無線モジュール:Fenvi FV-T919
これは迷うところはないです。WiFi/Bluetoothが、取り付けるだけですぐに動きます。設定やkext類が不要です。macOSにはWiFi/Bluetoothが前提の機能がありますので、互換性の高い無線モジュールが必要です。詳しくはこちらを。
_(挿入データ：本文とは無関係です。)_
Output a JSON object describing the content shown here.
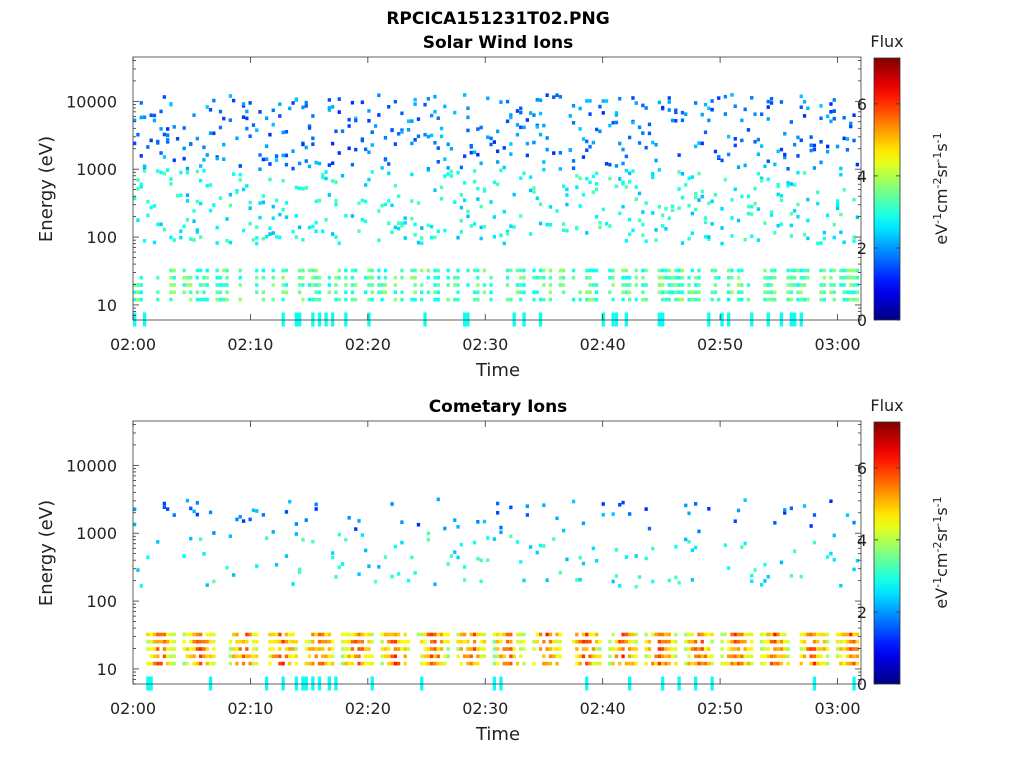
{
  "figure": {
    "title": "RPCICA151231T02.PNG"
  },
  "chart_data": [
    {
      "type": "heatmap",
      "title": "Solar Wind Ions",
      "xlabel": "Time",
      "ylabel": "Energy (eV)",
      "x_ticks": [
        "02:00",
        "02:10",
        "02:20",
        "02:30",
        "02:40",
        "02:50",
        "03:00"
      ],
      "y_ticks": [
        "10",
        "100",
        "1000",
        "10000"
      ],
      "y_scale": "log",
      "ylim": [
        6,
        45000
      ],
      "xlim_minutes": [
        0,
        62
      ],
      "colorbar": {
        "label": "Flux",
        "unit_label": "eV-1cm-2sr-1s-1",
        "ticks": [
          "0",
          "2",
          "4",
          "6"
        ],
        "range": [
          0,
          7.3
        ]
      },
      "low_band_flux": 3.3
    },
    {
      "type": "heatmap",
      "title": "Cometary Ions",
      "xlabel": "Time",
      "ylabel": "Energy (eV)",
      "x_ticks": [
        "02:00",
        "02:10",
        "02:20",
        "02:30",
        "02:40",
        "02:50",
        "03:00"
      ],
      "y_ticks": [
        "10",
        "100",
        "1000",
        "10000"
      ],
      "y_scale": "log",
      "ylim": [
        6,
        45000
      ],
      "xlim_minutes": [
        0,
        62
      ],
      "colorbar": {
        "label": "Flux",
        "unit_label": "eV-1cm-2sr-1s-1",
        "ticks": [
          "0",
          "2",
          "4",
          "6"
        ],
        "range": [
          0,
          7.3
        ]
      },
      "low_band_flux": 5.2,
      "burst_centers_min": [
        2.2,
        5.5,
        9.3,
        12.6,
        15.8,
        19.0,
        22.2,
        25.4,
        28.7,
        31.9,
        35.1,
        38.4,
        41.6,
        44.8,
        48.1,
        51.3,
        54.5,
        57.8,
        61.0
      ]
    }
  ]
}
マザーボードにASRockのZ590 ExtremeやZ590 Steel Legendを使う場合は、BCM94360NGを使うのも良いと思います。このカードはmacOSでそのまま機能する唯一のM.2用WiFi-Bluetoothモジュールです。これも取り付けるだけでそのまま動いて、Apple IDやiPhone連携、MontereyのAirPlayサーバーなどが問題なく動きます。
AliExpress.com Product – BCM94360NG M.2 Wifi BT4.0
ASUS, GIGABYTE, MSIの、Z490/Z590マザーボードのM.2 key Eソケットは、CNVi専用の場合が多く、動かない可能性があるので注意が必要です。ASRockは従来型のM.2 key E無線モジュールを引き続きサポートしてくれているのでBMC94360NGが動作します。詳しくはこちらの記事をご覧ください。
この他のパーツ
M.2 SSDに関しては、SamsungのNVMe SSDは避けた方が良いようです。 WD SN750 や SN850 などは確実なようです。それ以外のパーツ、例えばメモリー、電源、HDD、CPUクーラー、などは大体どれでも良いです。メモリーは16GBもあれば十分です。電源は600Wくらい、起動ドライブはSSDがおすすめで256GBあれば当分は使えて、最低必要なのは30GBくらいです。一般の自作PCでの評判を参考に適当に選んでください。
現在のM1搭載Macでは、メモリーも内蔵SSDも購入時に容量を決めた後は増設できません。しかもかなり高価です。自作する場合にメモリー、M.2 SSDをより多く確保すれば、自作のメリットがより大きくなります。